Les souvenirs ne sont pas dans les synapses : Si les souvenirs étaient stockées dans les synapses, l'étude aurait montré que les synapses perdues étaient les mêmes que celles qui s'étaient formées en réponse à la sérotonine. Mais ce n'est pas le cas, il reste en fin de compte certaines des synapses d'origine et certaines des nouvelles synapses. Selon l'équipe, c'est la preuve que la mémoire n'est pas stockée dans les synapses. « Nous pensons qu'elle est stockée dans le noyau des neurones », écrivent les auteurs.

Des implications importantes pour les personnes atteintes de la maladie d'Alzheimer, une maladie qui justement, s'attaque aux synapses : Ces résultats pourraient signifier que ces souvenirs ne sont pas perdus et que tant que les neurones sont encore en vie, la mémoire est toujours là, « quelque part », et les souvenirs récupérables.

Lorsque les chercheurs font l'expérience sur l'escargot, quelques chocs électriques, entrainant la libération de sérotonine, parviennent à restaurer sa mémoire, démontrant que des connexions synaptiques perdues peuvent être d'une manière ou d'une autre restaurées.

Alors d'aucuns diront qu'il ne s'agit finalement que d'escargot dans ces expériences.
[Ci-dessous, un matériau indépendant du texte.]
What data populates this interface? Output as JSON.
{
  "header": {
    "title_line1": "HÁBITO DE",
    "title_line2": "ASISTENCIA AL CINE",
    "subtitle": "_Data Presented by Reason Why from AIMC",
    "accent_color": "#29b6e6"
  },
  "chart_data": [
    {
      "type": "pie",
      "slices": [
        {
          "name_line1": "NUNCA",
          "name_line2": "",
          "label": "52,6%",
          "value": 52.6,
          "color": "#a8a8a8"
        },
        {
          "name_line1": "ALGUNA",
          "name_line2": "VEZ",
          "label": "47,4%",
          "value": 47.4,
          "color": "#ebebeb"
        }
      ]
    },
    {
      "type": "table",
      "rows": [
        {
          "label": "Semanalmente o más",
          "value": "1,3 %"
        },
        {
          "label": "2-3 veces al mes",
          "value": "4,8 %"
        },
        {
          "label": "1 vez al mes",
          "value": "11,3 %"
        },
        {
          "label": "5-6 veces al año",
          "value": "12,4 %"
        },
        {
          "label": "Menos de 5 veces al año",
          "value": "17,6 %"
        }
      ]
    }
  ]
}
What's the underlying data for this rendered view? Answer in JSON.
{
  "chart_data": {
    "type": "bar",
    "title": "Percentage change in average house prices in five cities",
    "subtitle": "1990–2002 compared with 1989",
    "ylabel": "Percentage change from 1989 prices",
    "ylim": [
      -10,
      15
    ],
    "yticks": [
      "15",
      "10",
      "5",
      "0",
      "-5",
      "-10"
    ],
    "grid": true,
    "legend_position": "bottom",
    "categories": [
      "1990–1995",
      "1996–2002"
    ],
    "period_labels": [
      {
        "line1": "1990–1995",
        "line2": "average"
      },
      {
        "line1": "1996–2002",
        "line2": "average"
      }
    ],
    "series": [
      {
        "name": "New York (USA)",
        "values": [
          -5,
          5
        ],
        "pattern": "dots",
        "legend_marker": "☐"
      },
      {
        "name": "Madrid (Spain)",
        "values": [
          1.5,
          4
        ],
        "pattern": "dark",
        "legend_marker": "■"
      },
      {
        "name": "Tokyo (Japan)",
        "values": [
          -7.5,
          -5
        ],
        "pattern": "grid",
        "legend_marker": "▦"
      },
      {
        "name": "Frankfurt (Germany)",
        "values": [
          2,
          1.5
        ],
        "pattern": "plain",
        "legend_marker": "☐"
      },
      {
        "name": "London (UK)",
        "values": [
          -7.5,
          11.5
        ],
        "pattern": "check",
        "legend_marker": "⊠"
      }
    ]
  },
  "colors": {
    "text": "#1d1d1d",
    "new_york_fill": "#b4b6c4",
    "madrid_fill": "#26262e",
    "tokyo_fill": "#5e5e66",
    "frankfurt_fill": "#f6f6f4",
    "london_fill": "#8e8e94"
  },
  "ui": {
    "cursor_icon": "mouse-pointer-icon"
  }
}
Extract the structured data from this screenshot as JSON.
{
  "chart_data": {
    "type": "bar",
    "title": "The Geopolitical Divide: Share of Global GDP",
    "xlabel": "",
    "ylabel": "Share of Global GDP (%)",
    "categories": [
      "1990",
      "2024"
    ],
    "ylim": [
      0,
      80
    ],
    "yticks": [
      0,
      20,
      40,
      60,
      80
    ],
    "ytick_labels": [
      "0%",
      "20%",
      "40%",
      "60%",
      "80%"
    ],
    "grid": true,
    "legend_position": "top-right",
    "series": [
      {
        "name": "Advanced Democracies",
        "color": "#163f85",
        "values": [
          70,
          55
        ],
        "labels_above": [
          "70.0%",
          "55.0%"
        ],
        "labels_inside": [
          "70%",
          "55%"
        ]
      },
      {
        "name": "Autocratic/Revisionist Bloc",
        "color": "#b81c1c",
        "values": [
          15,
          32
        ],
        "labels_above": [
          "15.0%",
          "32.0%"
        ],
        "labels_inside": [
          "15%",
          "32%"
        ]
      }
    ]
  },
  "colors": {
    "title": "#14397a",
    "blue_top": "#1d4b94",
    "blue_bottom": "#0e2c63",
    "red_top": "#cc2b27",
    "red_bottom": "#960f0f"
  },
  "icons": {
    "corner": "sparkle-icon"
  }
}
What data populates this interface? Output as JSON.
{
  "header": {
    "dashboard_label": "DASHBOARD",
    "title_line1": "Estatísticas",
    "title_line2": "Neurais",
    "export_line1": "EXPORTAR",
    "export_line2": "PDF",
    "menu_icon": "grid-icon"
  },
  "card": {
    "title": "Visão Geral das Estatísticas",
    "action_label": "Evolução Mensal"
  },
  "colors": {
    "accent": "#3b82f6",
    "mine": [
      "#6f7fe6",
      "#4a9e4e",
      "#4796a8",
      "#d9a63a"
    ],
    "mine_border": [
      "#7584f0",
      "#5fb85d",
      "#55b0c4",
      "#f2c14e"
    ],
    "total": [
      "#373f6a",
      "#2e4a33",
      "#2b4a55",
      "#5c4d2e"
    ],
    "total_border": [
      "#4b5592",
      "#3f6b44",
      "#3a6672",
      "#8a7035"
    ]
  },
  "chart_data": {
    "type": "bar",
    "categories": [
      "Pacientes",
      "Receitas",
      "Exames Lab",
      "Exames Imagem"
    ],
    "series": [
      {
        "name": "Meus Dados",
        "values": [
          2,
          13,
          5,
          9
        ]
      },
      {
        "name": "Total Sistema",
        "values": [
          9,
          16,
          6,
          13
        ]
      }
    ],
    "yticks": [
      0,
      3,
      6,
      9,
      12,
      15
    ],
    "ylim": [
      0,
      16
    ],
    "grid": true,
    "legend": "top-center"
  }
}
Cependant les processus cellulaires et moléculaires sont très similaires entre l'escargot marin et les êtres humains, précisent ls chercheurs, même si l'escargot compte environ 20.000 neurones et les humains environ 1 milliard. Chaque neurone ayant plusieurs milliers de synapses bien sûr.

En conclusion, le Dr David Glanzman, professeur de biologie, de physiologie et de neurobiologie à l'UCLA et auteur principal de l'étude reconnaît que c'est là une idée radicale, mais que c'est aussi la conclusion de ses recherches. En fait, à partir du moment où le système nerveux semble être capable de régénérer des connexions synaptiques perdues, la mémoire peut alors être restaurée.